Longstanding aversion

Both Bean LJ and Farbey J contributed to the judgment of the court. Addressing the intention of Parliament in respect of the 1994 Act, they said: “The purpose of the 1994 Act was (among other things) to place the existence and functions of GCHQ on a statutory footing. In doing so, Parliament intended that GCHQ (together with the other Agencies) should continue to protect the United Kingdom’s national security and economic well-being, and play its part in the prevention of serious crime.”

They continued: “The Interested Parties respectively have constitutional responsibility for and expertise in operational matters relating to national security. However, the construction of the provisions of an Act is for the court and for no one else. If the court were to be moved by the view of the Interested Parties on the extent of the powers which they regard as necessary, it would risk departing from what Parliament has said.”

On whether section 5(2) of the Act engaged fundamental rights, they said, providing historical precedent: “In our view it plainly does, because of the longstanding aversion of the common law to general search warrants.”
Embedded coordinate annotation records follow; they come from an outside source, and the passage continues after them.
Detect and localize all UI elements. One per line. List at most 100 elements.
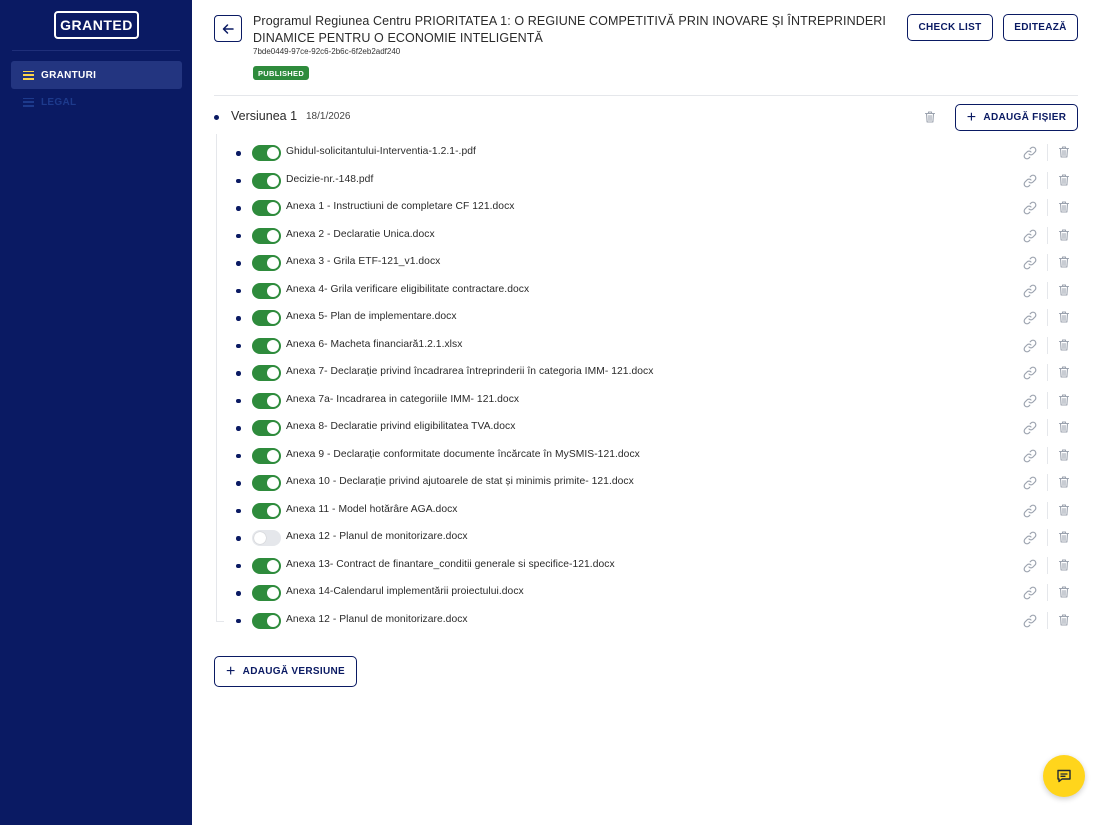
back-button[interactable] xyxy=(214,15,242,42)
file-row: Ghidul-solicitantului-Interventia-1.2.1-… xyxy=(224,139,1080,167)
file-name[interactable]: Anexa 12 - Planul de monitorizare.docx xyxy=(286,531,468,542)
file-name[interactable]: Anexa 14-Calendarul implementării proiec… xyxy=(286,586,524,597)
file-name[interactable]: Anexa 7a- Incadrarea in categoriile IMM-… xyxy=(286,394,519,405)
trash-icon[interactable] xyxy=(1057,475,1071,489)
file-visibility-toggle[interactable] xyxy=(252,530,281,546)
file-bullet xyxy=(236,481,241,486)
toggle-knob xyxy=(267,202,279,214)
file-bullet xyxy=(236,371,241,376)
toggle-knob xyxy=(267,174,279,187)
file-bullet xyxy=(236,343,241,348)
file-visibility-toggle[interactable] xyxy=(252,557,281,574)
file-name[interactable]: Anexa 7- Declarație privind încadrarea î… xyxy=(286,366,653,377)
trash-icon[interactable] xyxy=(1057,283,1071,297)
file-visibility-toggle[interactable] xyxy=(252,392,281,409)
toggle-knob xyxy=(267,147,279,159)
file-name[interactable]: Decizie-nr.-148.pdf xyxy=(286,174,373,185)
delete-version-icon[interactable] xyxy=(923,110,937,124)
trash-icon[interactable] xyxy=(1057,503,1071,517)
file-visibility-toggle[interactable] xyxy=(252,337,281,354)
file-visibility-toggle[interactable] xyxy=(252,200,281,216)
file-name[interactable]: Anexa 6- Macheta financiară1.2.1.xlsx xyxy=(286,339,462,350)
trash-icon[interactable] xyxy=(1057,393,1071,407)
file-name[interactable]: Anexa 9 - Declarație conformitate docume… xyxy=(286,449,640,460)
file-visibility-toggle[interactable] xyxy=(252,585,281,601)
link-icon[interactable] xyxy=(1023,504,1037,518)
sidebar-item-legal[interactable]: LEGAL xyxy=(11,88,182,116)
file-bullet xyxy=(236,618,241,623)
link-icon[interactable] xyxy=(1023,201,1037,215)
file-name[interactable]: Ghidul-solicitantului-Interventia-1.2.1-… xyxy=(286,146,476,157)
file-name[interactable]: Anexa 10 - Declarație privind ajutoarele… xyxy=(286,476,634,487)
link-icon[interactable] xyxy=(1023,256,1037,270)
trash-icon[interactable] xyxy=(1057,585,1071,599)
file-name[interactable]: Anexa 5- Plan de implementare.docx xyxy=(286,311,457,322)
link-icon[interactable] xyxy=(1023,339,1037,353)
link-icon[interactable] xyxy=(1023,229,1037,243)
file-visibility-toggle[interactable] xyxy=(252,502,281,519)
link-icon[interactable] xyxy=(1023,311,1037,325)
file-name[interactable]: Anexa 12 - Planul de monitorizare.docx xyxy=(286,614,468,625)
trash-icon[interactable] xyxy=(1057,365,1071,379)
action-divider xyxy=(1047,309,1048,326)
file-name[interactable]: Anexa 1 - Instructiuni de completare CF … xyxy=(286,201,514,212)
file-visibility-toggle[interactable] xyxy=(252,475,281,491)
trash-icon[interactable] xyxy=(1057,310,1071,324)
trash-icon[interactable] xyxy=(1057,613,1071,627)
trash-icon[interactable] xyxy=(1057,173,1071,187)
file-visibility-toggle[interactable] xyxy=(252,145,281,161)
plus-icon: + xyxy=(226,662,236,680)
trash-icon[interactable] xyxy=(1057,145,1071,159)
file-name[interactable]: Anexa 3 - Grila ETF-121_v1.docx xyxy=(286,256,440,267)
link-icon[interactable] xyxy=(1023,394,1037,408)
sidebar-divider xyxy=(12,50,180,51)
link-icon[interactable] xyxy=(1023,559,1037,573)
app-logo[interactable]: GRANTED xyxy=(54,11,139,39)
action-divider xyxy=(1047,171,1048,189)
file-bullet xyxy=(236,151,241,156)
chat-icon xyxy=(1057,769,1071,783)
trash-icon[interactable] xyxy=(1057,338,1071,352)
file-visibility-toggle[interactable] xyxy=(252,227,281,244)
file-name[interactable]: Anexa 13- Contract de finantare_conditii… xyxy=(286,559,615,570)
chat-button[interactable] xyxy=(1043,755,1085,797)
link-icon[interactable] xyxy=(1023,531,1037,545)
trash-icon[interactable] xyxy=(1057,228,1071,242)
file-visibility-toggle[interactable] xyxy=(252,420,281,436)
edit-button[interactable]: EDITEAZĂ xyxy=(1003,14,1078,41)
link-icon[interactable] xyxy=(1023,449,1037,463)
file-row: Anexa 7- Declarație privind încadrarea î… xyxy=(224,359,1080,387)
trash-icon[interactable] xyxy=(1057,200,1071,214)
file-visibility-toggle[interactable] xyxy=(252,172,281,189)
sidebar-item-granturi[interactable]: GRANTURI xyxy=(11,61,182,89)
file-visibility-toggle[interactable] xyxy=(252,310,281,326)
trash-icon[interactable] xyxy=(1057,530,1071,544)
action-divider xyxy=(1047,529,1048,546)
link-icon[interactable] xyxy=(1023,586,1037,600)
file-visibility-toggle[interactable] xyxy=(252,612,281,629)
trash-icon[interactable] xyxy=(1057,420,1071,434)
add-version-button[interactable]: + ADAUGĂ VERSIUNE xyxy=(214,656,357,687)
toggle-knob xyxy=(267,449,279,462)
file-visibility-toggle[interactable] xyxy=(252,282,281,299)
check-list-button[interactable]: CHECK LIST xyxy=(907,14,993,41)
file-name[interactable]: Anexa 2 - Declaratie Unica.docx xyxy=(286,229,435,240)
file-bullet xyxy=(236,591,241,596)
trash-icon[interactable] xyxy=(1057,448,1071,462)
file-name[interactable]: Anexa 4- Grila verificare eligibilitate … xyxy=(286,284,529,295)
link-icon[interactable] xyxy=(1023,146,1037,160)
trash-icon[interactable] xyxy=(1057,255,1071,269)
link-icon[interactable] xyxy=(1023,614,1037,628)
link-icon[interactable] xyxy=(1023,476,1037,490)
link-icon[interactable] xyxy=(1023,366,1037,380)
link-icon[interactable] xyxy=(1023,284,1037,298)
file-visibility-toggle[interactable] xyxy=(252,365,281,381)
add-file-button[interactable]: + ADAUGĂ FIȘIER xyxy=(955,104,1078,131)
file-visibility-toggle[interactable] xyxy=(252,447,281,464)
link-icon[interactable] xyxy=(1023,421,1037,435)
file-name[interactable]: Anexa 11 - Model hotărâre AGA.docx xyxy=(286,504,458,515)
trash-icon[interactable] xyxy=(1057,558,1071,572)
file-name[interactable]: Anexa 8- Declaratie privind eligibilitat… xyxy=(286,421,515,432)
file-visibility-toggle[interactable] xyxy=(252,255,281,271)
link-icon[interactable] xyxy=(1023,174,1037,188)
They continued: “The proper protection of the citizen against terrorist attack is of the greatest importance, and there can be little doubt that technological capabilities operated by the Agencies lie at the very heart of the efforts of the State to safeguard the citizen against terrorist attack. But we do not accept the suggestion in [the interested parties’] argument that for this reason powers conferred on the Secretary of State in statute, such as the power in section 5(2) of the 1994 Act, must be given the widest possible construction.”

Fact-sensitive question

Contrasting the 1994 Act with the 2016 Act which partially replaced it, they said: “The subject matter to which [2016 Act] warrants may relate is set out in great detail in section 101(1). It includes, for example, ‘equipment belonging to, used by or in possession of a group of persons who share a common purpose or who carry on, or may carry on, a particular activity’ or ‘which is being, or may be, used for the purposes of a particular activity or activities of a particular description’. The contrast between these very broad powers and the use of the word ‘specified’ in section 5 of the 1994 Act is striking.”
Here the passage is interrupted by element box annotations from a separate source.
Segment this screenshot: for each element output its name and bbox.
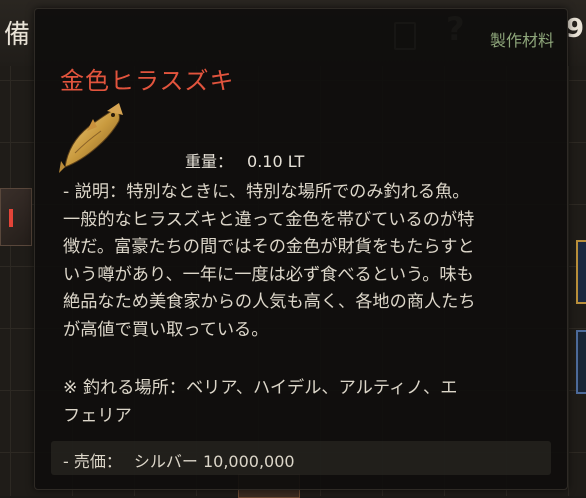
equipment-slot[interactable] xyxy=(576,240,586,304)
weight-row: 重量： 0.10 LT xyxy=(185,148,304,172)
item-description: - 説明：特別なときに、特別な場所でのみ釣れる魚。 一般的なヒラスズキと違って金… xyxy=(63,182,476,340)
price-bar: - 売価： シルバー 10,000,000 xyxy=(51,441,551,475)
item-category: 製作材料 xyxy=(489,31,554,50)
weight-value: 0.10 LT xyxy=(247,152,305,171)
item-tooltip: 製作材料 金色ヒラスズキ 重量： 0.10 LT - 説明：特別なときに、特別な場… xyxy=(34,8,568,490)
sell-price: - 売価： シルバー 10,000,000 xyxy=(63,448,295,472)
price-value: シルバー 10,000,000 xyxy=(133,452,295,471)
inventory-slot-item[interactable] xyxy=(0,188,32,246)
inventory-number: 9 xyxy=(566,14,585,44)
golden-fish-icon xyxy=(59,103,123,173)
inventory-title: 備 xyxy=(4,20,31,50)
weight-label: 重量： xyxy=(185,152,234,171)
item-name: 金色ヒラスズキ xyxy=(60,67,235,95)
fishing-location: ※ 釣れる場所：ベリア、ハイデル、アルティノ、エ フェリア xyxy=(63,378,458,426)
price-label: - 売価： xyxy=(63,452,122,471)
equipment-slot[interactable] xyxy=(576,330,586,394)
They continued: “The fact that Parliament left its wording unaltered while using entirely different wording for creating new powers of equipment interference strongly suggests to us a deliberate decision to maintain a distinction between the breadth of the relevant powers. It may be that a later statute cannot generally be used to interpret an earlier one; but we do not consider that this rule applies where the later statute has partly replaced the earlier provision but partly left it in force.”
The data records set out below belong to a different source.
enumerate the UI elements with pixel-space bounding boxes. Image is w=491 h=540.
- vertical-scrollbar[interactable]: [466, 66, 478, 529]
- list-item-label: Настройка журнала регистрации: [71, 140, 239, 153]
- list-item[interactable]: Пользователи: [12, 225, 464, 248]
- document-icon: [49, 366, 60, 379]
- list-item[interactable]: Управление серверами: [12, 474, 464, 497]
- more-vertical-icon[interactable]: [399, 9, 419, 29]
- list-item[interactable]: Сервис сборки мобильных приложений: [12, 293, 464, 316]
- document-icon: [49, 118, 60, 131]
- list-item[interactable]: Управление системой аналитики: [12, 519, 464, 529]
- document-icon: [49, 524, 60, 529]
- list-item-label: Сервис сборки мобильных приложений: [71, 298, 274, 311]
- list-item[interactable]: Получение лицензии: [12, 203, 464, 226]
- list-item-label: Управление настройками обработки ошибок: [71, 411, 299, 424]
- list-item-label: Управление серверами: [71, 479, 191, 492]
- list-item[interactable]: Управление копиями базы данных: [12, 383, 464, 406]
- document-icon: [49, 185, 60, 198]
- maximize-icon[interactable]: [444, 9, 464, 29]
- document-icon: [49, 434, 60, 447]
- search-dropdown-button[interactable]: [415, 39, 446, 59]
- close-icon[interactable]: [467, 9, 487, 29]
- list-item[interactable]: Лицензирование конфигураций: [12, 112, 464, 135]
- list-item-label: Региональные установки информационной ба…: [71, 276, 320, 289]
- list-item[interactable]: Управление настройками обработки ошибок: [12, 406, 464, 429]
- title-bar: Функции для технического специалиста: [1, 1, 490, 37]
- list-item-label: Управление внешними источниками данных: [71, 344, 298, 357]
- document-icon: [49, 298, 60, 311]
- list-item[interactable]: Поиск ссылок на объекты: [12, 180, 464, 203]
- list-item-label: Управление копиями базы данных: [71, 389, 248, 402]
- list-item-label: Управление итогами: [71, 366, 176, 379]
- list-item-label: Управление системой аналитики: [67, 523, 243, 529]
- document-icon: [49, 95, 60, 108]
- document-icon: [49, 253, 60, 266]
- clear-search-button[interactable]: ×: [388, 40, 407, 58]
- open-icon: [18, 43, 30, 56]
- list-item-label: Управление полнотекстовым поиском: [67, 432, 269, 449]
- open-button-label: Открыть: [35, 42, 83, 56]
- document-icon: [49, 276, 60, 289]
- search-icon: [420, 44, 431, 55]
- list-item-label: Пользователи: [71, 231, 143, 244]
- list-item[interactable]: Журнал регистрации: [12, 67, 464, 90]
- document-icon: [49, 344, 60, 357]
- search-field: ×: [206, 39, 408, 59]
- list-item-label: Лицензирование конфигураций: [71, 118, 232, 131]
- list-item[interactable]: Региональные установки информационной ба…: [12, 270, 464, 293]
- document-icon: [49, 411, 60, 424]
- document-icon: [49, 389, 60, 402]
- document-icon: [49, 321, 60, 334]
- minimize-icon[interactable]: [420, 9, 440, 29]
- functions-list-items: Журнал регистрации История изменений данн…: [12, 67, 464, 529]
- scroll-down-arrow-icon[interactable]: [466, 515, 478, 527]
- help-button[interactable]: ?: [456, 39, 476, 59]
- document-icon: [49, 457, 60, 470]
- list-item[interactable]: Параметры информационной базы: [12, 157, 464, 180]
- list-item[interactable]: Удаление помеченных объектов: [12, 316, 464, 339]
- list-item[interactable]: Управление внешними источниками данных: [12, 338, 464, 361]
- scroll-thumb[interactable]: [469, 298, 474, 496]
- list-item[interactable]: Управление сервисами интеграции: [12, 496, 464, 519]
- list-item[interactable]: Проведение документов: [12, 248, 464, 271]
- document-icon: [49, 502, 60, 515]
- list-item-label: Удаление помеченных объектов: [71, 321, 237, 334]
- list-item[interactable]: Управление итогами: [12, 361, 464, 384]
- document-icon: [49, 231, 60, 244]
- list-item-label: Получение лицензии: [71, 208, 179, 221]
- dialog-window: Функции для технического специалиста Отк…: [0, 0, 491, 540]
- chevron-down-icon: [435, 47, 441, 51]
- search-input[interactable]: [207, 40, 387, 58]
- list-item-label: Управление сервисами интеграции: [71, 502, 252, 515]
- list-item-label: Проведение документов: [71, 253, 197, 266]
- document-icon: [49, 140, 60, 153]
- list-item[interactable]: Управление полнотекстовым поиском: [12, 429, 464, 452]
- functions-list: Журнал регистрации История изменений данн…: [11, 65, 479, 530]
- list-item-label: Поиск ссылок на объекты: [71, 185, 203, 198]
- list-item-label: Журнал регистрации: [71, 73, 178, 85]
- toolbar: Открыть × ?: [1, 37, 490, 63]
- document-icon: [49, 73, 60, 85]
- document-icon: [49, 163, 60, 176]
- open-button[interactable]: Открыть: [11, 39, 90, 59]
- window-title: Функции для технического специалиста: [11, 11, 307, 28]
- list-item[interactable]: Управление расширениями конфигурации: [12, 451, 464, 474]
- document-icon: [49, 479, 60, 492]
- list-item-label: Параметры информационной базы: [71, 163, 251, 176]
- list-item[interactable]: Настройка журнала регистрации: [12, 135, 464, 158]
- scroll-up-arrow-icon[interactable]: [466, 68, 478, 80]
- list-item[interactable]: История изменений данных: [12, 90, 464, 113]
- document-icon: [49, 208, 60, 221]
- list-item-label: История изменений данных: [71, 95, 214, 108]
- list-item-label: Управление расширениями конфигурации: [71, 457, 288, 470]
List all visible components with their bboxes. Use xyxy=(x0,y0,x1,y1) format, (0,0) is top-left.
The judges concluded: “We consider that a warrant which referred to the property of anyone engaged in an activity (for example ‘the mobile phone of any person conspiring to commit acts of terrorism’) would be insufficiently specific to satisfy the requirements of section 5(2). Whether a warrant which refers to the property of anyone suspected of being a member of an organisation, but not named or otherwise identified in the warrant, is sufficiently specific will be a fact-sensitive question, the answer to which will depend on whether a person’s membership of the organisation is objectively ascertainable.”

For these reasons, the High Court quashed the Tribunal’s preliminary ruling on the issue and declared that a warrant under section 5 of the 1994 Act “will be lawful if it is sufficiently specific for the property concerned to be objectively ascertainable on the face of the warrant”.